Will Tyrant live on? Jump after the break.
“It’s very difficult to find common ground with other people whose stories we do not know or understand,” said FX head John Landgraf in a statement regarding his cancellation of Tyrant. “The creators of Tyrant have done their utmost over three seasons to tell American audiences a tiny fraction of the many gripping, human stories coursing through the Middle East today. We want to thank Howard Gordon, Chris Keyser and their talented team of collaborators, including all the writers, directors, cast and crew, as well as our studio partners at Fox 21 Television Studios, for taking on Tyrant’s tremendously ambitious story with such profound dedication and respect.”
With streaming services saving shows that were cancelled before their time, perhaps Tyrant will live on.
“We feel the show is a gem and we’d love to find a way to keep it in production,” said Fox 21 Television Studios head Bert Salke. “That said, we want to be realistic about its prospects. So for its loyal audience, tonight’s episode will be a satisfying end should the series not find another home, but also provides interesting possibilities should we be able to continue on some other platform.”

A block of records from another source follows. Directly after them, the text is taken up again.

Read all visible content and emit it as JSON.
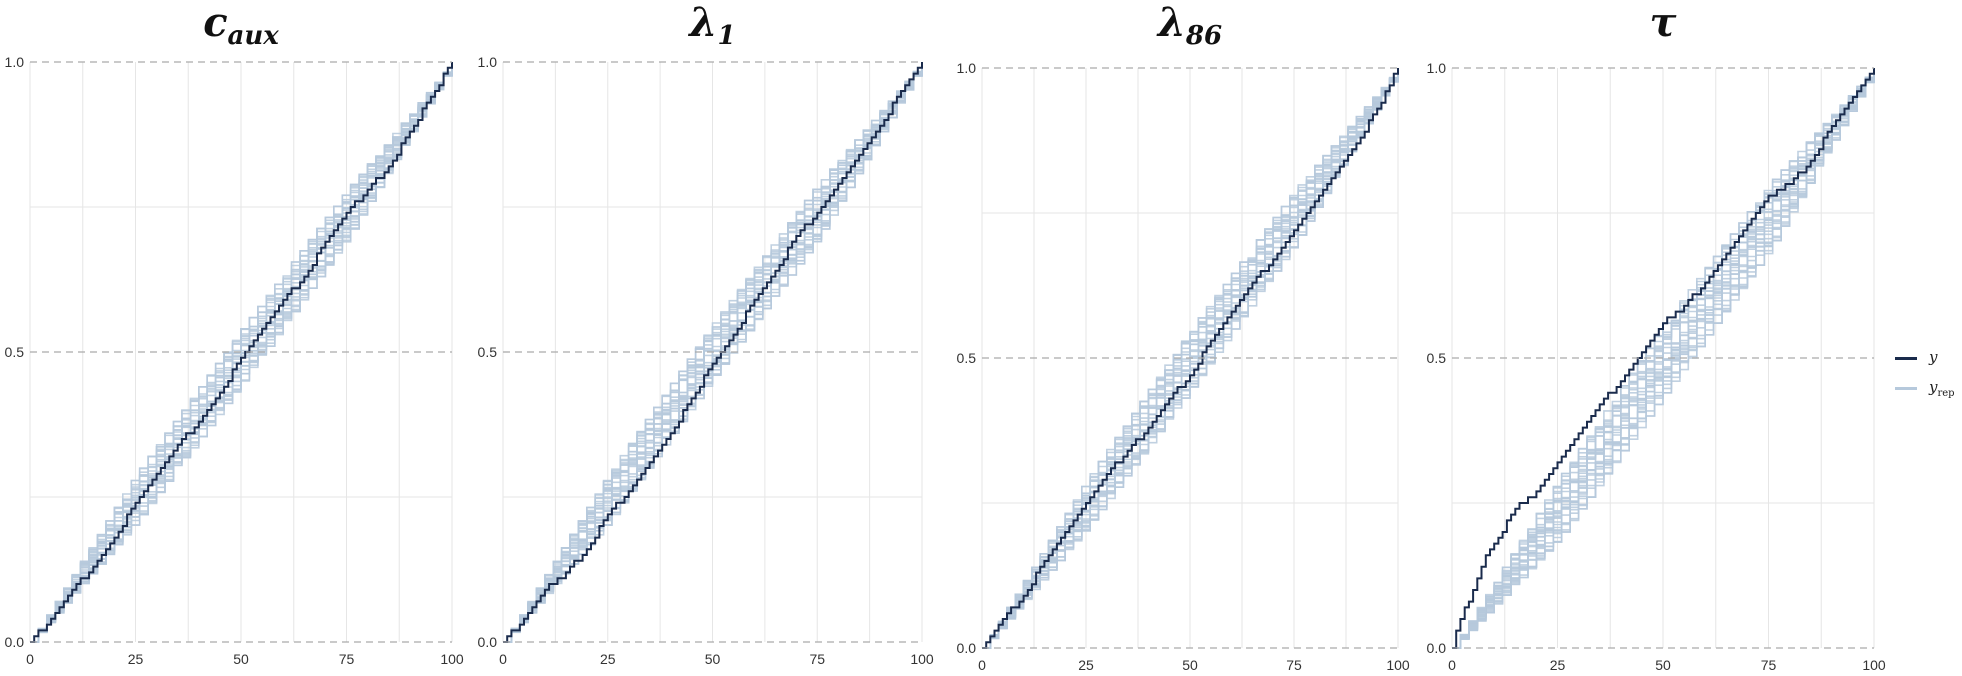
{
  "chart_data": [
    {
      "type": "line",
      "title": "c",
      "title_subscript": "aux",
      "xlim": [
        0,
        100
      ],
      "ylim": [
        0,
        1
      ],
      "x_ticks": [
        0,
        25,
        50,
        75,
        100
      ],
      "y_ticks": [
        0.0,
        0.5,
        1.0
      ],
      "x_tick_labels": [
        "0",
        "25",
        "50",
        "75",
        "100"
      ],
      "y_tick_labels": [
        "0.0",
        "0.5",
        "1.0"
      ],
      "grid": true,
      "series": [
        {
          "name": "y",
          "role": "observed",
          "x": [
            0,
            5,
            10,
            15,
            20,
            25,
            30,
            35,
            40,
            45,
            50,
            55,
            60,
            65,
            70,
            75,
            80,
            85,
            90,
            95,
            100
          ],
          "values": [
            0.0,
            0.04,
            0.09,
            0.13,
            0.18,
            0.24,
            0.29,
            0.34,
            0.38,
            0.43,
            0.49,
            0.54,
            0.59,
            0.63,
            0.69,
            0.74,
            0.78,
            0.82,
            0.88,
            0.94,
            1.0
          ]
        },
        {
          "name": "y_rep",
          "role": "replicated-band",
          "x": [
            0,
            25,
            50,
            75,
            100
          ],
          "lower": [
            0.0,
            0.21,
            0.45,
            0.7,
            1.0
          ],
          "upper": [
            0.0,
            0.29,
            0.54,
            0.78,
            1.0
          ]
        }
      ]
    },
    {
      "type": "line",
      "title": "λ",
      "title_subscript": "1",
      "xlim": [
        0,
        100
      ],
      "ylim": [
        0,
        1
      ],
      "x_ticks": [
        0,
        25,
        50,
        75,
        100
      ],
      "y_ticks": [
        0.0,
        0.5,
        1.0
      ],
      "x_tick_labels": [
        "0",
        "25",
        "50",
        "75",
        "100"
      ],
      "y_tick_labels": [
        "0.0",
        "0.5",
        "1.0"
      ],
      "grid": true,
      "series": [
        {
          "name": "y",
          "role": "observed",
          "x": [
            0,
            5,
            10,
            15,
            20,
            25,
            30,
            35,
            40,
            45,
            50,
            55,
            60,
            65,
            70,
            75,
            80,
            85,
            90,
            95,
            100
          ],
          "values": [
            0.0,
            0.04,
            0.09,
            0.12,
            0.16,
            0.22,
            0.26,
            0.31,
            0.36,
            0.42,
            0.48,
            0.53,
            0.59,
            0.64,
            0.7,
            0.74,
            0.79,
            0.84,
            0.89,
            0.95,
            1.0
          ]
        },
        {
          "name": "y_rep",
          "role": "replicated-band",
          "x": [
            0,
            25,
            50,
            75,
            100
          ],
          "lower": [
            0.0,
            0.21,
            0.46,
            0.7,
            1.0
          ],
          "upper": [
            0.0,
            0.29,
            0.55,
            0.79,
            1.0
          ]
        }
      ]
    },
    {
      "type": "line",
      "title": "λ",
      "title_subscript": "86",
      "xlim": [
        0,
        100
      ],
      "ylim": [
        0,
        1
      ],
      "x_ticks": [
        0,
        25,
        50,
        75,
        100
      ],
      "y_ticks": [
        0.0,
        0.5,
        1.0
      ],
      "x_tick_labels": [
        "0",
        "25",
        "50",
        "75",
        "100"
      ],
      "y_tick_labels": [
        "0.0",
        "0.5",
        "1.0"
      ],
      "grid": true,
      "series": [
        {
          "name": "y",
          "role": "observed",
          "x": [
            0,
            5,
            10,
            15,
            20,
            25,
            30,
            35,
            40,
            45,
            50,
            55,
            60,
            65,
            70,
            75,
            80,
            85,
            90,
            95,
            100
          ],
          "values": [
            0.0,
            0.05,
            0.09,
            0.15,
            0.2,
            0.25,
            0.3,
            0.34,
            0.38,
            0.43,
            0.47,
            0.53,
            0.58,
            0.63,
            0.67,
            0.72,
            0.77,
            0.82,
            0.87,
            0.93,
            1.0
          ]
        },
        {
          "name": "y_rep",
          "role": "replicated-band",
          "x": [
            0,
            25,
            50,
            75,
            100
          ],
          "lower": [
            0.0,
            0.21,
            0.45,
            0.7,
            1.0
          ],
          "upper": [
            0.0,
            0.29,
            0.55,
            0.79,
            1.0
          ]
        }
      ]
    },
    {
      "type": "line",
      "title": "τ",
      "title_subscript": "",
      "xlim": [
        0,
        100
      ],
      "ylim": [
        0,
        1
      ],
      "x_ticks": [
        0,
        25,
        50,
        75,
        100
      ],
      "y_ticks": [
        0.0,
        0.5,
        1.0
      ],
      "x_tick_labels": [
        "0",
        "25",
        "50",
        "75",
        "100"
      ],
      "y_tick_labels": [
        "0.0",
        "0.5",
        "1.0"
      ],
      "grid": true,
      "series": [
        {
          "name": "y",
          "role": "observed",
          "x": [
            0,
            2,
            5,
            8,
            10,
            15,
            20,
            25,
            30,
            35,
            40,
            45,
            50,
            55,
            60,
            65,
            70,
            75,
            80,
            85,
            90,
            95,
            100
          ],
          "values": [
            0.0,
            0.05,
            0.1,
            0.16,
            0.18,
            0.24,
            0.27,
            0.32,
            0.37,
            0.42,
            0.46,
            0.51,
            0.56,
            0.59,
            0.63,
            0.68,
            0.73,
            0.78,
            0.8,
            0.84,
            0.9,
            0.95,
            1.0
          ]
        },
        {
          "name": "y_rep",
          "role": "replicated-band",
          "x": [
            0,
            25,
            50,
            75,
            100
          ],
          "lower": [
            0.0,
            0.19,
            0.44,
            0.69,
            1.0
          ],
          "upper": [
            0.0,
            0.29,
            0.56,
            0.8,
            1.0
          ]
        }
      ]
    }
  ],
  "legend": {
    "placement": "right",
    "items": [
      {
        "label": "y",
        "subscript": "",
        "color": "#1a2b4c"
      },
      {
        "label": "y",
        "subscript": "rep",
        "color": "#b6c9dc"
      }
    ]
  },
  "colors": {
    "observed": "#1a2b4c",
    "replicated": "#b6c9dc",
    "grid": "#e6e6e6",
    "ref_line": "#aaaaaa"
  }
}
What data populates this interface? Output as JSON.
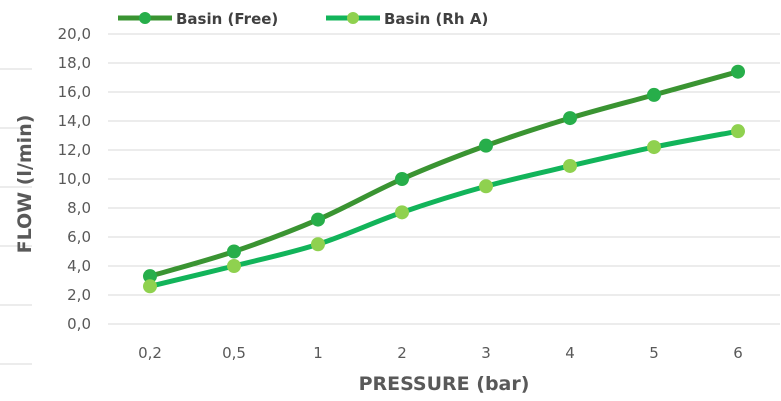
{
  "chart_data": {
    "type": "line",
    "categories": [
      "0,2",
      "0,5",
      "1",
      "2",
      "3",
      "4",
      "5",
      "6"
    ],
    "series": [
      {
        "name": "Basin (Free)",
        "values": [
          3.3,
          5.0,
          7.2,
          10.0,
          12.3,
          14.2,
          15.8,
          17.4
        ],
        "line_color": "#3a9432",
        "marker_color": "#27ae4a"
      },
      {
        "name": "Basin (Rh A)",
        "values": [
          2.6,
          4.0,
          5.5,
          7.7,
          9.5,
          10.9,
          12.2,
          13.3
        ],
        "line_color": "#12b45a",
        "marker_color": "#8fd14f"
      }
    ],
    "y_ticks": [
      "0,0",
      "2,0",
      "4,0",
      "6,0",
      "8,0",
      "10,0",
      "12,0",
      "14,0",
      "16,0",
      "18,0",
      "20,0"
    ],
    "xlabel": "PRESSURE (bar)",
    "ylabel": "FLOW (l/min)",
    "ylim": [
      0,
      20
    ],
    "grid": true,
    "legend_position": "top-left"
  }
}
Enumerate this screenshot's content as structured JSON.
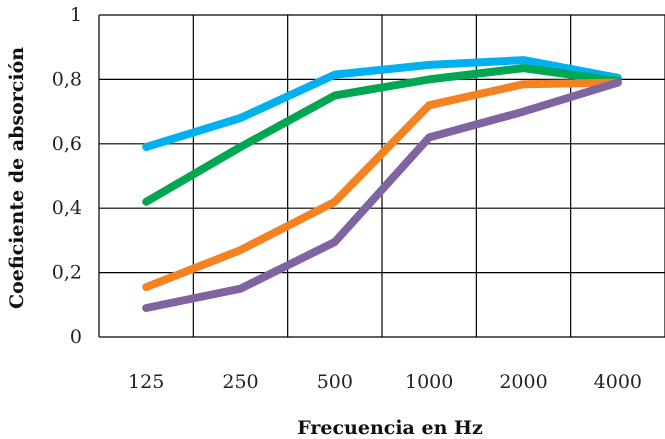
{
  "chart_data": {
    "type": "line",
    "xlabel": "Frecuencia en Hz",
    "ylabel": "Coeficiente de absorción",
    "categories": [
      "125",
      "250",
      "500",
      "1000",
      "2000",
      "4000"
    ],
    "ylim": [
      0,
      1
    ],
    "yticks": [
      "0",
      "0,2",
      "0,4",
      "0,6",
      "0,8",
      "1"
    ],
    "grid": true,
    "legend": "none",
    "series": [
      {
        "color": "#00B0F0",
        "values": [
          0.59,
          0.68,
          0.815,
          0.845,
          0.86,
          0.805
        ]
      },
      {
        "color": "#00A651",
        "values": [
          0.42,
          0.59,
          0.75,
          0.8,
          0.835,
          0.795
        ]
      },
      {
        "color": "#F58220",
        "values": [
          0.155,
          0.27,
          0.42,
          0.72,
          0.785,
          0.79
        ]
      },
      {
        "color": "#8064A2",
        "values": [
          0.09,
          0.15,
          0.295,
          0.62,
          0.7,
          0.79
        ]
      }
    ]
  }
}
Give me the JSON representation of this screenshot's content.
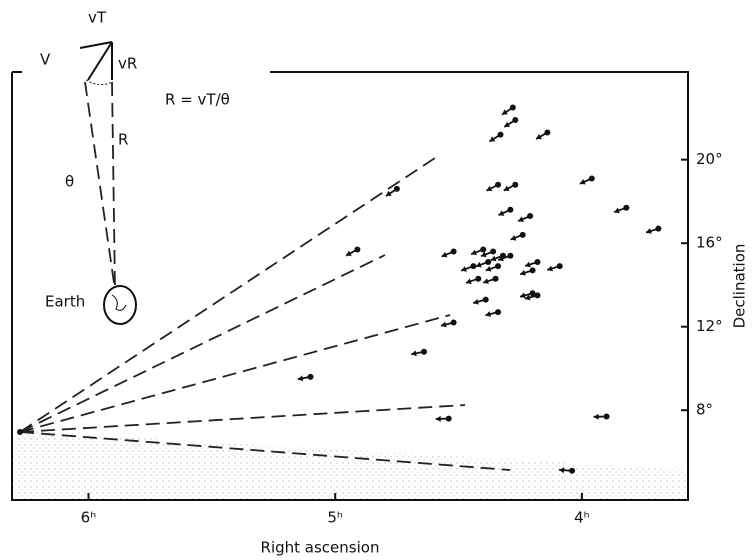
{
  "chart_data": {
    "type": "scatter",
    "x_label": "Right ascension",
    "y_label": "Declination",
    "x": [
      4.28,
      4.27,
      4.33,
      4.14,
      4.75,
      4.34,
      4.27,
      3.96,
      3.82,
      3.69,
      4.29,
      4.21,
      4.24,
      4.91,
      4.52,
      4.4,
      4.36,
      4.32,
      4.29,
      4.44,
      4.38,
      4.34,
      4.18,
      4.09,
      4.2,
      4.42,
      4.35,
      4.39,
      4.2,
      4.18,
      4.34,
      4.52,
      4.64,
      5.1,
      4.54,
      3.9,
      4.04
    ],
    "values": [
      22.5,
      21.9,
      21.2,
      21.3,
      18.6,
      18.8,
      18.8,
      19.1,
      17.7,
      16.7,
      17.6,
      17.3,
      16.4,
      15.7,
      15.6,
      15.7,
      15.6,
      15.4,
      15.4,
      14.9,
      15.1,
      14.9,
      15.1,
      14.9,
      14.7,
      14.3,
      14.3,
      13.3,
      13.6,
      13.5,
      12.7,
      12.2,
      10.8,
      9.6,
      7.6,
      7.7,
      5.1
    ],
    "color": "#111111",
    "xlim": [
      6.31,
      3.57
    ],
    "ylim": [
      3.7,
      24.2
    ],
    "xticks": [
      {
        "value": 6,
        "label": "6ʰ"
      },
      {
        "value": 5,
        "label": "5ʰ"
      },
      {
        "value": 4,
        "label": "4ʰ"
      }
    ],
    "yticks": [
      {
        "value": 8,
        "label": "8°"
      },
      {
        "value": 12,
        "label": "12°"
      },
      {
        "value": 16,
        "label": "16°"
      },
      {
        "value": 20,
        "label": "20°"
      }
    ],
    "annotations": [
      "vT",
      "V",
      "vR",
      "R = vT/θ",
      "R",
      "θ",
      "Earth"
    ]
  }
}
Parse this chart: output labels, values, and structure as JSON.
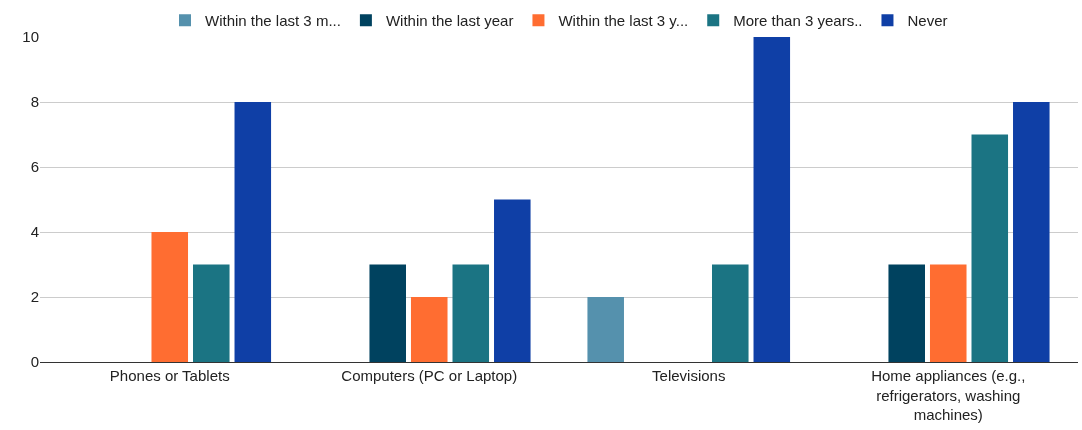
{
  "chart_data": {
    "type": "bar",
    "categories": [
      "Phones or Tablets",
      "Computers (PC or Laptop)",
      "Televisions",
      "Home appliances (e.g., refrigerators, washing machines)"
    ],
    "series": [
      {
        "name": "Within the last 3 m...",
        "color": "#5591ad",
        "values": [
          0,
          0,
          2,
          0
        ]
      },
      {
        "name": "Within the last year",
        "color": "#00425f",
        "values": [
          0,
          3,
          0,
          3
        ]
      },
      {
        "name": "Within the last 3 y...",
        "color": "#ff6d31",
        "values": [
          4,
          2,
          0,
          3
        ]
      },
      {
        "name": "More than 3 years..",
        "color": "#1b7483",
        "values": [
          3,
          3,
          3,
          7
        ]
      },
      {
        "name": "Never",
        "color": "#0f3fa6",
        "values": [
          8,
          5,
          10,
          8
        ]
      }
    ],
    "ylim": [
      0,
      10
    ],
    "yticks": [
      0,
      2,
      4,
      6,
      8,
      10
    ],
    "grid": "y",
    "legend": "top"
  }
}
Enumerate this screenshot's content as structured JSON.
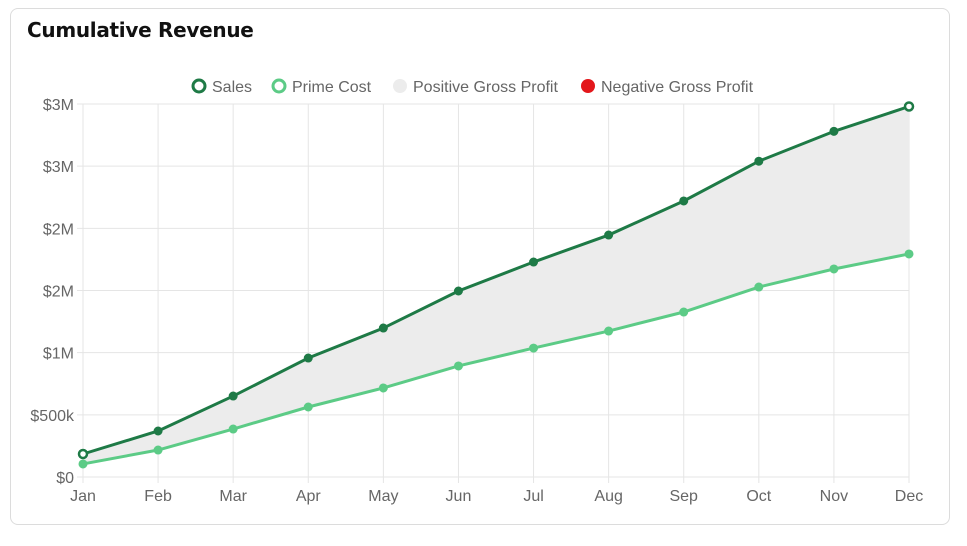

In a post-mortem interview with Deadline, executive producer Howard Gordon supported Salke’s want to keep the show live. “Part of the challenge of this season [three] finale is that [EP] Chris [Keyser] and I wanted to write something that should this be the end it, would be a satisfying end. But, at the same time, we wanted to leave the door open for the possibility of telling the story more. Because we really do think there is more story to tell…Hulu, Amazon, or Netflix would be terrific places for the show. That’s probably the most likely option if there is another chance.”
In other words, time will tell. It would be fascinating to see Basam forge on with his revenge-based war with The Caliphate as Abuddin’s free elections remain indefinitely delayed. But if this is indeed the end, I can live with it. Though war was looming, a spring of hope blossomed right next to it, as Leila, Dailyah, and Fauzi continued their people-popular efforts of pushing peace in the region.